Prep Signing: North’s Veal to CVCC

Rowan County Clint Veal  pitches in relief for the Rowan Legion. Photo by Jon C. Lakey, Salisbury Post.
Rowan County Clint Veal pitches in relief for the Rowan Legion. Photo by Jon C. Lakey, Salisbury Post.

SPENCER — Clint Veal’s high school career as a two-way player didn’t cause any earthquakes, but it was a lot better than you might think.

In four varsity seasons — divided between Salisbury, where he started, and North Rowan, where he finished — Veal won 16 games on the mound.


Only three guys who have graduated from North since 2000 won more than 16, and Daniel Moore, Brandon Doby and Keegan Linza were pretty good.

Veal struck out 156 batters in his varsity career. He also helped out with the bat, accumulating 60 hits and driving in 45 runs.

When you’ve accomplished what Veal has, you want to keep playing in college, and he’s getting a shot to do that at Catawba Valley Community College in Hickory.

“I was talking to them the last month or so of Legion ball, and they gave me a chance because I had some good recommendations from my coaches,” Veal explained.

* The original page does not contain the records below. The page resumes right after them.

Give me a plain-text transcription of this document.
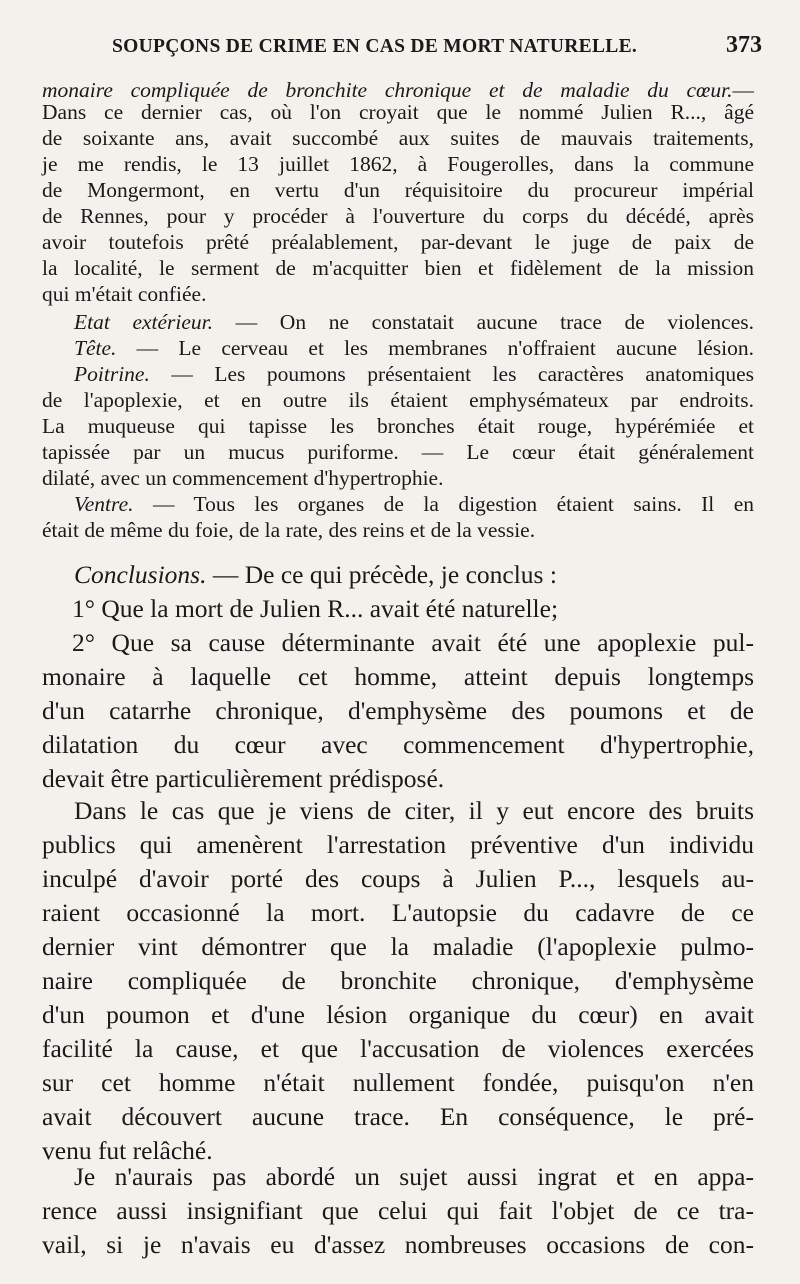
SOUPÇONS DE CRIME EN CAS DE MORT NATURELLE.	373
monaire compliquée de bronchite chronique et de maladie du cœur.—
Dans ce dernier cas, où l'on croyait que le nommé Julien R..., âgé
de soixante ans, avait succombé aux suites de mauvais traitements,
je me rendis, le 13 juillet 1862, à Fougerolles, dans la commune
de Mongermont, en vertu d'un réquisitoire du procureur impérial
de Rennes, pour y procéder à l'ouverture du corps du décédé, après
avoir toutefois prêté préalablement, par-devant le juge de paix de
la localité, le serment de m'acquitter bien et fidèlement de la mission
qui m'était confiée.
Etat extérieur. — On ne constatait aucune trace de violences.
Tête. — Le cerveau et les membranes n'offraient aucune lésion.
Poitrine. — Les poumons présentaient les caractères anatomiques
de l'apoplexie, et en outre ils étaient emphysémateux par endroits.
La muqueuse qui tapisse les bronches était rouge, hypérémiée et
tapissée par un mucus puriforme. — Le cœur était généralement
dilaté, avec un commencement d'hypertrophie.
Ventre. — Tous les organes de la digestion étaient sains. Il en
était de même du foie, de la rate, des reins et de la vessie.
Conclusions. — De ce qui précède, je conclus :
1° Que la mort de Julien R... avait été naturelle;
2° Que sa cause déterminante avait été une apoplexie pul-
monaire à laquelle cet homme, atteint depuis longtemps
d'un catarrhe chronique, d'emphysème des poumons et de
dilatation du cœur avec commencement d'hypertrophie,
devait être particulièrement prédisposé.
Dans le cas que je viens de citer, il y eut encore des bruits
publics qui amenèrent l'arrestation préventive d'un individu
inculpé d'avoir porté des coups à Julien P..., lesquels au-
raient occasionné la mort. L'autopsie du cadavre de ce
dernier vint démontrer que la maladie (l'apoplexie pulmo-
naire compliquée de bronchite chronique, d'emphysème
d'un poumon et d'une lésion organique du cœur) en avait
facilité la cause, et que l'accusation de violences exercées
sur cet homme n'était nullement fondée, puisqu'on n'en
avait découvert aucune trace. En conséquence, le pré-
venu fut relâché.
Je n'aurais pas abordé un sujet aussi ingrat et en appa-
rence aussi insignifiant que celui qui fait l'objet de ce tra-
vail, si je n'avais eu d'assez nombreuses occasions de con-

Catawba Valley, which played in the Division II junior college World Series in 2012, brings in a lot of players and lets them compete for jobs.

“I know I’ve got to go in there and work my way up,” Veal said. “But now I’ve got a chance to see what I can do.”

Veal’s bloodlines indicate he can do well in college. His brother, Billy moved on from success at North and with the Rowan Legion team to a college career. In two seasons at NAIA Bryan, where he played with a flock of North teammates, Billy dented record books. His 21 homers rank fifth in Bryan history.

“He’s been a big supporter,” Clint said. “Billy started out as a pitcher and ended up as a shortstop, and I started out mostly as a catcher and ended up as a pitcher.”

While catchers are hard to find, Rowan coach Jim Gantt and North coach Aaron Rimer both felt Veal’s best chance to move to the next level would be to focus on pitching.

“They can’t both be wrong,” Veal said with a laugh. “I do like catching, but we had a good freshman catcher at North this year (Jake Pritchard) and the team needed me to pitch more than catch. It’s pretty hard on the arm if you try to go back and forth.”

Veal was one of North’s captains this season, along with Travis Holshouser and Thomas Tucker.

“Clint was our unquestioned leader,” Rimer said. “He was our ace on the mound and he was consistently good. It wasn’t always pretty, but we knew when we gave Clint the ball he was going to give us six or seven innings.”

Veal batted .367 as a senior and made the all-county team.

He won five times on the mound and pitched four complete games. He shut out Chatham Central and racked up a 7-2 1A playoff victory against Cherryville.

“The Cherryville game was my best performance,” Veal said. “That game stood out because not many people thought we could win it.”

At North, Veal threw fastballs, curveballs and a split-fingered pitch that Billy helped him develop.

“Clint learned to pitch inside with his fastball a lot more and he got a lot of strikeouts and groundballs with that split-finger,” Rimer said. “He also mixed in a pretty good curveball.”

In Legion ball this summer, Veal worked hard on a changeup, something he’ll need to succeed in college. His record was 2-1. He won against Mocksville and Concord but lost to Cherryville. Now he’s ready to take the next step up the competitive ladder.

“I think he’s got a great chance to be successful,” Rimer said. “He’s tough as nails on the mound. He’s a bulldog and hates to lose.”